More than the world heavyweight championship was at stake when Joe Louis fought Max Schmeling on 22 June 1938. In a world on the brink of war, the contest was projected as a test of nationalistic, racial and political ideals. It was America v. Germany, black man against white man, a showdown between democracy and totalitarianism. The 'Brown Bomber' had suffered enough prejudice and humiliation since being born in an Alabama sharecropper's wooden shack to seem an unlikely flag-bearer for the 'Land of the Free', but his main mission was to gain revenge over the man who had beaten him so badly two years earlier. While Nazi propaganda minister Joseph Goebbels was boasting that Schmeling would prove that a true Aryan would always beat an inferior black opponent, President Roosevelt was telling Louis, his White House guest, 'America needs muscles like yours to beat Germany.' No single event in the history of boxing generated as much excitement or such bitterness and extremes of emotions. It was the night Louis hit a peak of fistic perfection. He hardly missed a punch as he destroyed the challenger inside three brutal minutes.

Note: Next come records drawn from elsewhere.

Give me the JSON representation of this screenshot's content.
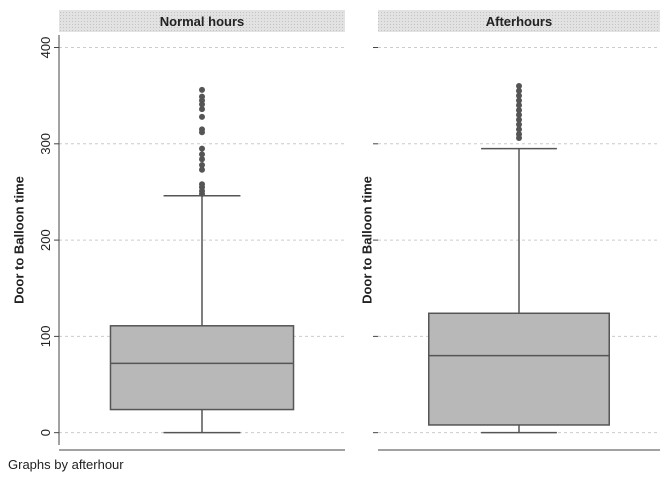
{
  "chart_data": [
    {
      "type": "box",
      "title": "Normal hours",
      "y_label": "Door to Balloon time",
      "ylim": [
        -18,
        413
      ],
      "yticks": [
        0,
        100,
        200,
        300,
        400
      ],
      "show_tick_labels": true,
      "grid": true,
      "color": "#b8b8b8",
      "box": {
        "min": 0,
        "q1": 24,
        "median": 72,
        "q3": 111,
        "max": 246,
        "outliers": [
          356,
          349,
          345,
          341,
          336,
          328,
          315,
          312,
          295,
          289,
          284,
          278,
          273,
          258,
          255,
          251,
          248
        ]
      }
    },
    {
      "type": "box",
      "title": "Afterhours",
      "y_label": "Door to Balloon time",
      "ylim": [
        -18,
        413
      ],
      "yticks": [
        0,
        100,
        200,
        300,
        400
      ],
      "show_tick_labels": false,
      "grid": true,
      "color": "#b8b8b8",
      "box": {
        "min": 0,
        "q1": 8,
        "median": 80,
        "q3": 124,
        "max": 295,
        "outliers": [
          360,
          355,
          350,
          345,
          340,
          335,
          330,
          325,
          320,
          315,
          310,
          306
        ]
      }
    }
  ],
  "note": "Graphs by afterhour"
}
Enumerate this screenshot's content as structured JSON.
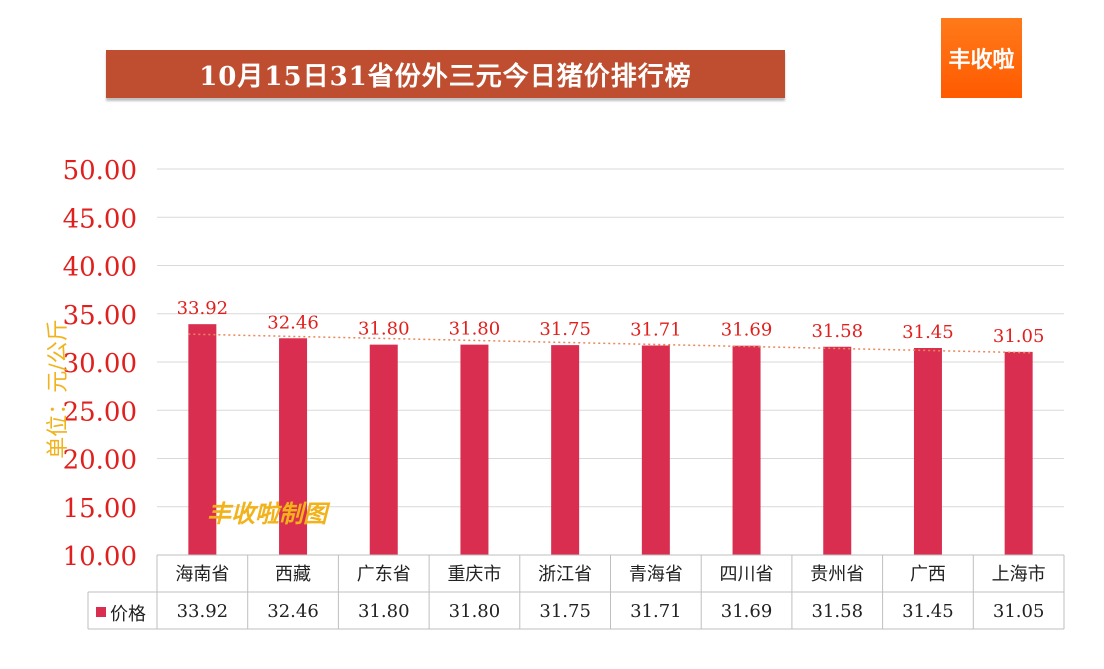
{
  "title": "10月15日31省份外三元今日猪价排行榜",
  "logo_text": "丰收啦",
  "watermark": "丰收啦制图",
  "colors": {
    "title_bg": "#bf4e30",
    "bar": "#d92e4f",
    "axis_label": "#e0201e",
    "value_label": "#e0201e",
    "trendline": "#e8875a",
    "unit": "#f2b21a",
    "logo_bg": "#ff6a00"
  },
  "chart_data": {
    "type": "bar",
    "categories": [
      "海南省",
      "西藏",
      "广东省",
      "重庆市",
      "浙江省",
      "青海省",
      "四川省",
      "贵州省",
      "广西",
      "上海市"
    ],
    "series": [
      {
        "name": "价格",
        "values": [
          33.92,
          32.46,
          31.8,
          31.8,
          31.75,
          31.71,
          31.69,
          31.58,
          31.45,
          31.05
        ]
      }
    ],
    "value_labels": [
      "33.92",
      "32.46",
      "31.80",
      "31.80",
      "31.75",
      "31.71",
      "31.69",
      "31.58",
      "31.45",
      "31.05"
    ],
    "ylabel": "单位：元/公斤",
    "ylim": [
      10,
      50
    ],
    "y_ticks": [
      "10.00",
      "15.00",
      "20.00",
      "25.00",
      "30.00",
      "35.00",
      "40.00",
      "45.00",
      "50.00"
    ],
    "grid": true,
    "trendline": "linear, dotted",
    "data_table": true,
    "legend": "data-table"
  }
}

When the Second World War broke out, Louis spent his army service giving exhibitions and boosting troop morale while Schmeling, disowned by Hitler, was forced to serve as a paratrooper and was injured in the invasion of Crete. A proud German, but adamantly never a Nazi, he secretly sheltered Jews and helped them escape to freedom. Subsequently, the two boxers' lives took contrasting turns. Louis was hounded over unpaid taxes and drifted into a hazy word of drugs, paranoia and ill health, eventually dying in 1981. Schmeling, meanwhile, became a highly successful businessman and is still active as he nears his 100th birthday. Ring War is a compulsive story of two decent human beings, drawn together by their chosen profession and divided by the cruel demands of warring nations. Ultimately, they put the legacy of hate behind them to form a life-long friendship.
Patrick Myler is a writer and boxing historian. His previous books on the sport include Gentleman Jim Corbett and A Century of Boxing Greats and articles have also appeared in The Ring, Boxing News, Boxing Monthly and the British Boxing Monthly.